Bu gibi kayıtlardan, Osmanlı İmparatorluğu’nun hemen her yöresinde bilinen baklavanın, daha çok Saray’da, konaklarda, ziyafetlerde, şenliklerde tüketildiği anlaşılır. Türk mutfağında yemeğin sanata dönüşmesi de baklavayı basit bir hamur işi olmaktan çıkarıp ustalık gerektiren incelikli bir mutfak ürünü haline getirir.
Saray’da ve konaklarda, baklava yapımında usta olan aşçıların tercih edildiği ve baklava yufkasının çok ince açılmış olmasına önem verildiği bilinir. Hatta 15. yüzyıla ait kayıtlarda baklavaya “rikak baklavası” dendiği görülüyor. Rikak, Arapça ince anlamına gelen rakik kelimesinin çoğulu. İnce yufkaları ifade için kullanılmış olabilir. Baklava türünün rikak sıfatı ile tarif edilmiş olması, daha önceleri baklava yapımında kalın yufkaların kullanılmış olabileceğini akla getirir. Böyle ise, baklavanın Osmanlı mutfağında mükemmelleşip son halini aldığı söylenebilir. Eski konaklarda ise işe alınacak aşçıya sınama olarak pilavın yanı sıra baklava da yaptırılırmış. Aşçının ustalığı, hamuru kesişinden ve kesilen pazılar açıldığında, hem çok ince hem de tepsinin içini tam kaplayacak boyutlarda oluşundan anlaşılırmış.
Osmanlı’da Baklava
Burhan Oğuz’un Türk halkının kültür kökenleri ile ilgili kitabında anlattığına göre, eski İstanbul konaklarında yapılan baklavalarda aşçının bir tepsiye en az yüz kat yufka sığdırması istenirmiş. Baklava tepsisi fırına girmeden önce konak sahibinin huzuruna getirilir, o da bir altın sikkeyi yarım metre kadar yükseklikten dik olarak baklavanın üzerine bırakırmış. Altın yufka katlarını delip tepsinin dibine değerse, aşçı başarılı sayılırmış. Tepsi içindeki altın da bahşiş olarak aşçıya gidermiş ama altın yufka katları arasında kalırsa, baklava tepsisi mutfağa geri gönderilirmiş. Bu gösteri konukların huzurunda yapılır ve başarısız olursa, ev sahibi konuklarının önünde küçük düşermiş.

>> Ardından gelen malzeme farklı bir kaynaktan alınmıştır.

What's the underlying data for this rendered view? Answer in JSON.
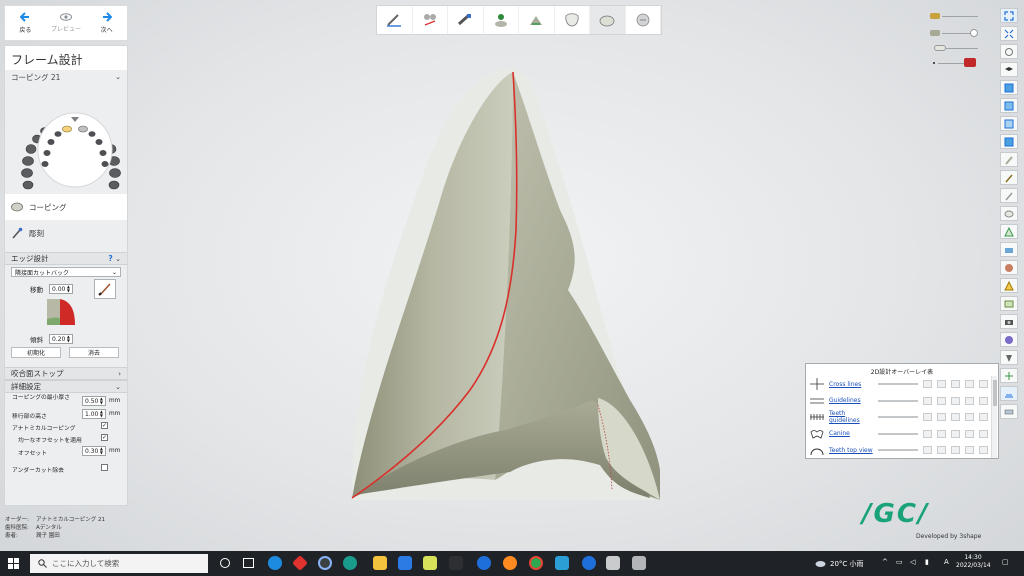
{
  "nav": {
    "back": "戻る",
    "preview": "プレビュー",
    "next": "次へ"
  },
  "panel": {
    "title": "フレーム設計",
    "subtitle": "コーピング 21",
    "steps": [
      "コーピング",
      "彫刻"
    ]
  },
  "edge": {
    "header": "エッジ設計",
    "help": "?",
    "mode": "隣接面カットバック",
    "move_label": "移動",
    "move_value": "0.00",
    "angle_label": "傾斜",
    "angle_value": "0.20",
    "reset_button": "初期化",
    "delete_button": "消去"
  },
  "occlusal": {
    "header": "咬合面ストップ"
  },
  "details": {
    "header": "詳細設定",
    "min_thickness_label": "コーピングの最小厚さ",
    "min_thickness_value": "0.50",
    "margin_height_label": "移行部の高さ",
    "margin_height_value": "1.00",
    "anatomical_label": "アナトミカルコーピング",
    "offset_toggle_label": "均一なオフセットを適用",
    "offset_label": "オフセット",
    "offset_value": "0.30",
    "undercut_label": "アンダーカット除去",
    "unit": "mm"
  },
  "info": {
    "order_label": "オーダー:",
    "order_value": "アナトミカルコーピング 21",
    "lab_label": "歯科医院:",
    "lab_value": "Aデンタル",
    "patient_label": "患者:",
    "patient_value": "潤子 園田"
  },
  "overlay": {
    "title": "2D設計オーバーレイ表",
    "rows": [
      "Cross lines",
      "Guidelines",
      "Teeth guidelines",
      "Canine",
      "Teeth top view"
    ]
  },
  "brand": {
    "logo": "/GC/",
    "developed": "Developed by 3shape",
    "color": "#1aa37a"
  },
  "taskbar": {
    "search_placeholder": "ここに入力して検索",
    "weather": "20°C 小雨",
    "ime": "A",
    "time": "14:30",
    "date": "2022/03/14"
  },
  "colors": {
    "nav_accent": "#1e88e5",
    "margin_line": "#d9302c",
    "model_fill": "#9a9c86"
  }
}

Baklavacılığın, aşçılıktan ayrı bir zanaat olarak gelişmesini de, zengin mutfaklarındaki önemine bağlanır. Sula Bozis, 19. yüzyılda loncada örgütlenmiş Sakızlı ustaların, İstanbul’daki konaklara baklava yufkası açmak için çağrıldığını yazar. Reşat Ekrem Koçu’nun İstanbul Ansiklopedisi’nde bildirdiğine göre, eski konakların mutfaklarında ayrıca baklava ve börek için yufka açıcılar bulunurmuş. Bunlar, yufka açma işinde hüner sahibi olmak için neredeyse bir ömür vermiş, baklava tepsisine gül yaprağı inceliğinde kırk yufka döşerlermiş.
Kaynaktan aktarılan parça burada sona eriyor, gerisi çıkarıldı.